January 8, 2014

Amazing Amazon

So Amazon should be renamed Amazing, because they are.

They are the best online retailer--love 'em!

SELECTION: Amazon has everything. 

PRICE: Amazon is reasonably priced.

SPEED: Amazon Prime gets you your goodies delivered in under 48 hours. 

RETURNS: Amazon takes returns easily; virtually no questions asked. 

Amazon is so customer focused that you can even email Jeff Bezos, the founder and CEO himself, at Jeff@Amazon.com. 

Aside from their highly successful retail operation, they have the Kindle tablets, Amazon Web Services (AWS) for cloud computing, Kiva Robots for warehouse operations, and more. 

So what's the secret of their success?

One thing, according to the Wall Street Journal, is their tough hiring practices. 

Amazon has "several hundred" interviewers called "Bar Raisers" that give candidates extremely thorough interviews.

Bar Raisers typically have conducted "dozens or hundreds of interviews and gained a reputation for asking tough questions and identifying candidates who go on to become stars."

Typically, it "takes five or six employees at least two hours each" to evaluate and vet an applicant. 

Amazon makes all this effort in recruiting to weed out people who are the wrong fit for the company. 

They believe that it's better to invest in a sophisticated recruiting process than to make costly hiring mistakes. 

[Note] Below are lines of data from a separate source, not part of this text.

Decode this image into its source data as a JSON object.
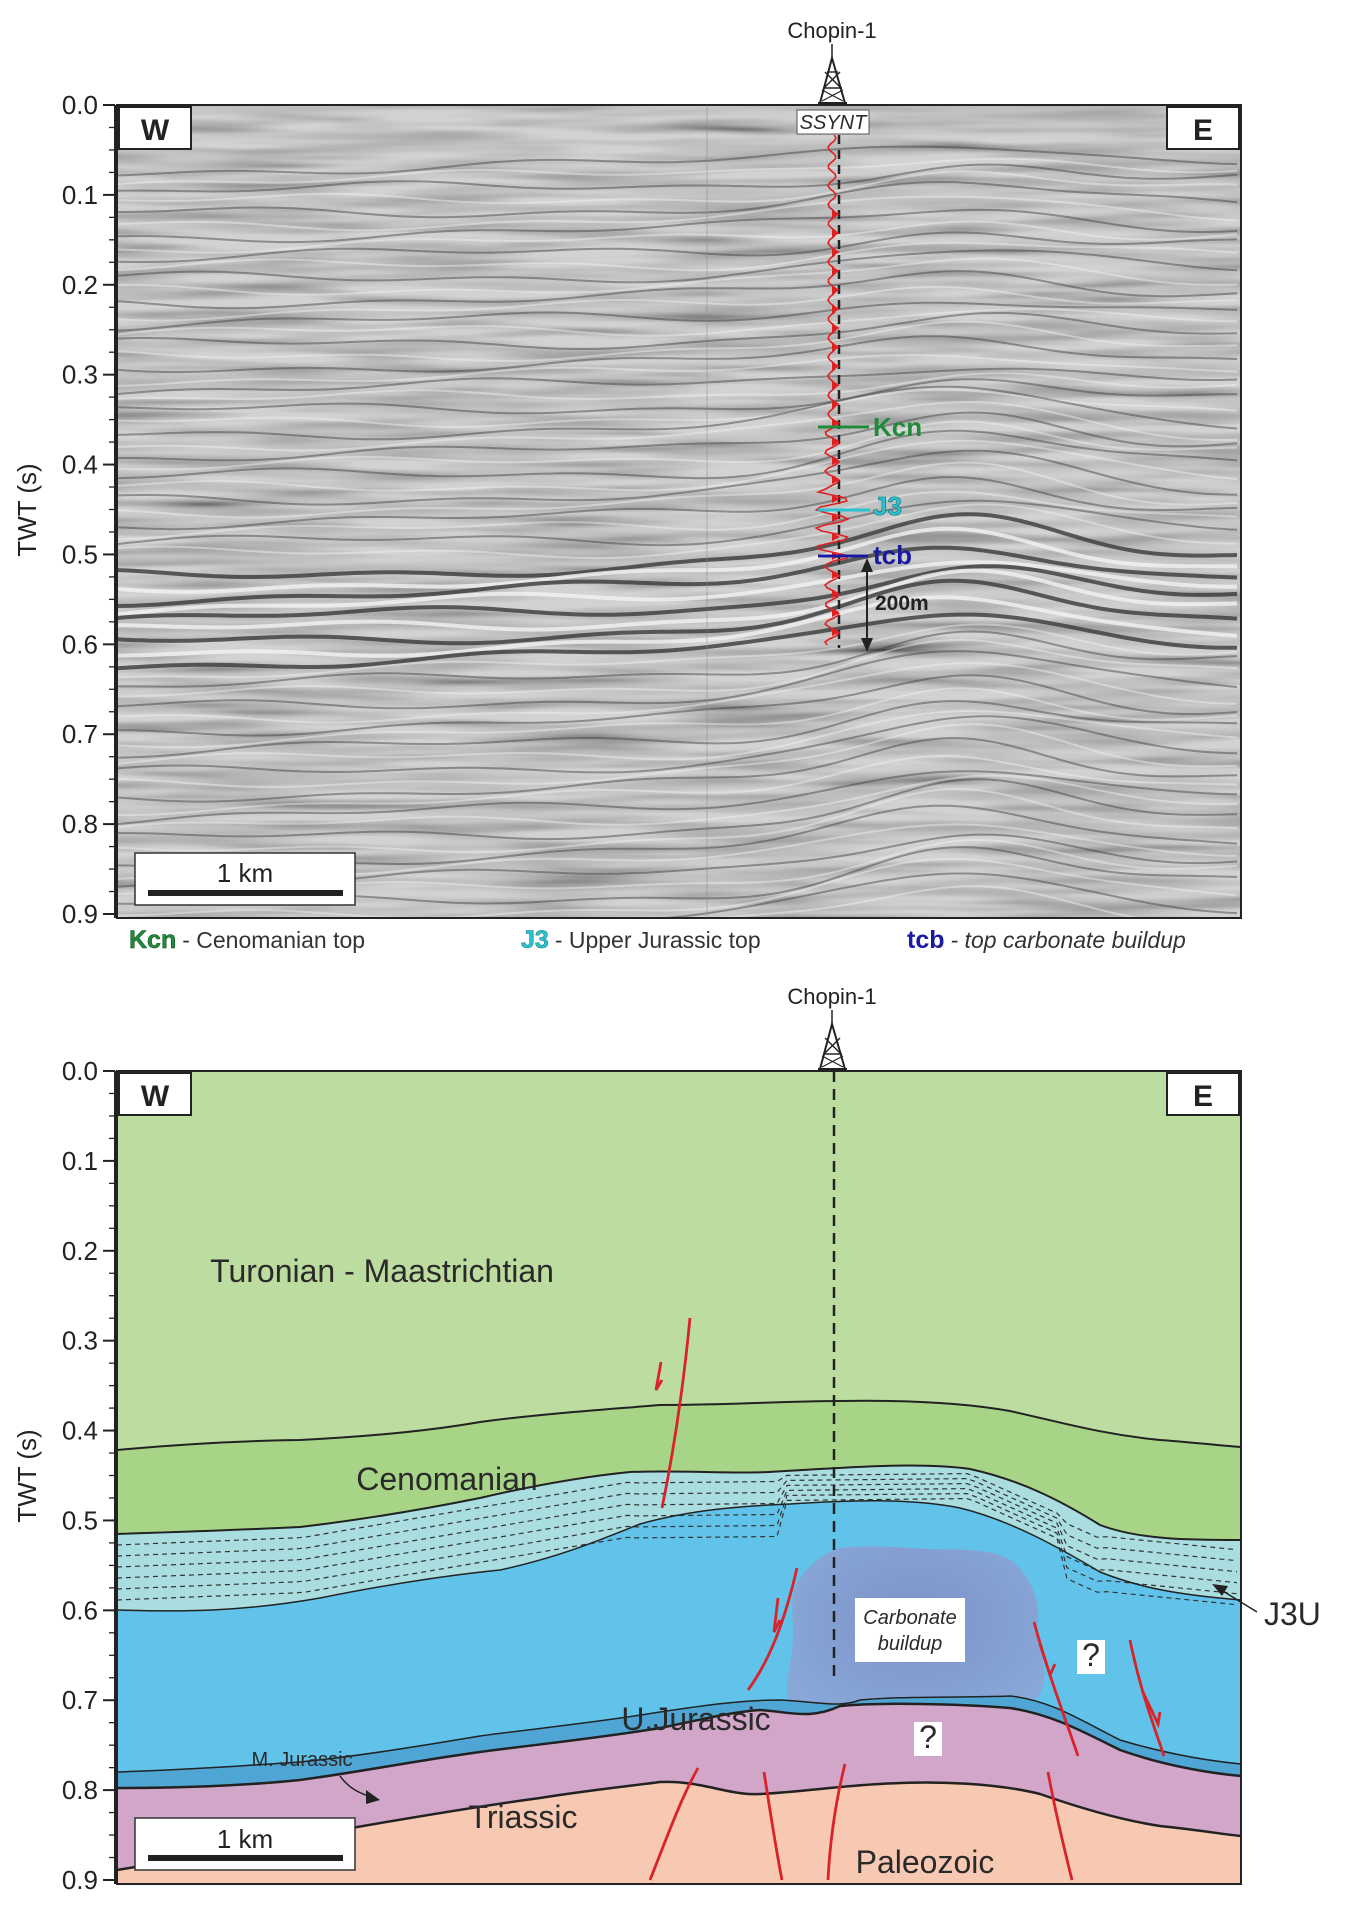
{
  "well": {
    "name": "Chopin-1",
    "synthetic_label": "SSYNT"
  },
  "directions": {
    "west": "W",
    "east": "E"
  },
  "axis": {
    "title": "TWT (s)",
    "ticks": [
      "0.0",
      "0.1",
      "0.2",
      "0.3",
      "0.4",
      "0.5",
      "0.6",
      "0.7",
      "0.8",
      "0.9"
    ]
  },
  "scale_bar": {
    "label": "1 km"
  },
  "seismic": {
    "horizons": [
      {
        "code": "Kcn",
        "color": "#1f8a3a"
      },
      {
        "code": "J3",
        "color": "#29c4d0"
      },
      {
        "code": "tcb",
        "color": "#1a1aa0"
      }
    ],
    "thickness_label": "200m"
  },
  "legend": [
    {
      "code": "Kcn",
      "desc": "- Cenomanian top",
      "color": "#1f8a3a",
      "italic": false
    },
    {
      "code": "J3",
      "desc": "- Upper Jurassic top",
      "color": "#29c4d0",
      "italic": false
    },
    {
      "code": "tcb",
      "desc": "- top carbonate buildup",
      "color": "#1a1aa0",
      "italic": true
    }
  ],
  "geology": {
    "units": {
      "turonian": "Turonian - Maastrichtian",
      "cenomanian": "Cenomanian",
      "ujurassic": "U.Jurassic",
      "mjurassic": "M. Jurassic",
      "triassic": "Triassic",
      "paleozoic": "Paleozoic",
      "j3u": "J3U"
    },
    "buildup_line1": "Carbonate",
    "buildup_line2": "buildup",
    "question": "?",
    "colors": {
      "turonian": "#bddc9f",
      "cenomanian": "#a8d487",
      "j3u": "#a9dde0",
      "ujurassic": "#62c3ea",
      "buildup": "#7f93c9",
      "triassic": "#d2a6c8",
      "paleozoic": "#f7c9b3",
      "fault": "#d9232a"
    }
  }
}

While this certainly sounds like a well thought out and vigorous hiring process, the article makes little to no mention of performance measures showing that their hires really are better matches, have superior performance, or stay with the company longer. 

The one anecdote given was of a Bar Raiser who found a candidate for a programming job that "didn't know much about the specific programming language."

Barring some real statistics though, either you could conclude that Amazon's hiring process is truly superior or perhaps question why it takes them 5 to 6 interviews to do what other successful companies do in 1 or 2.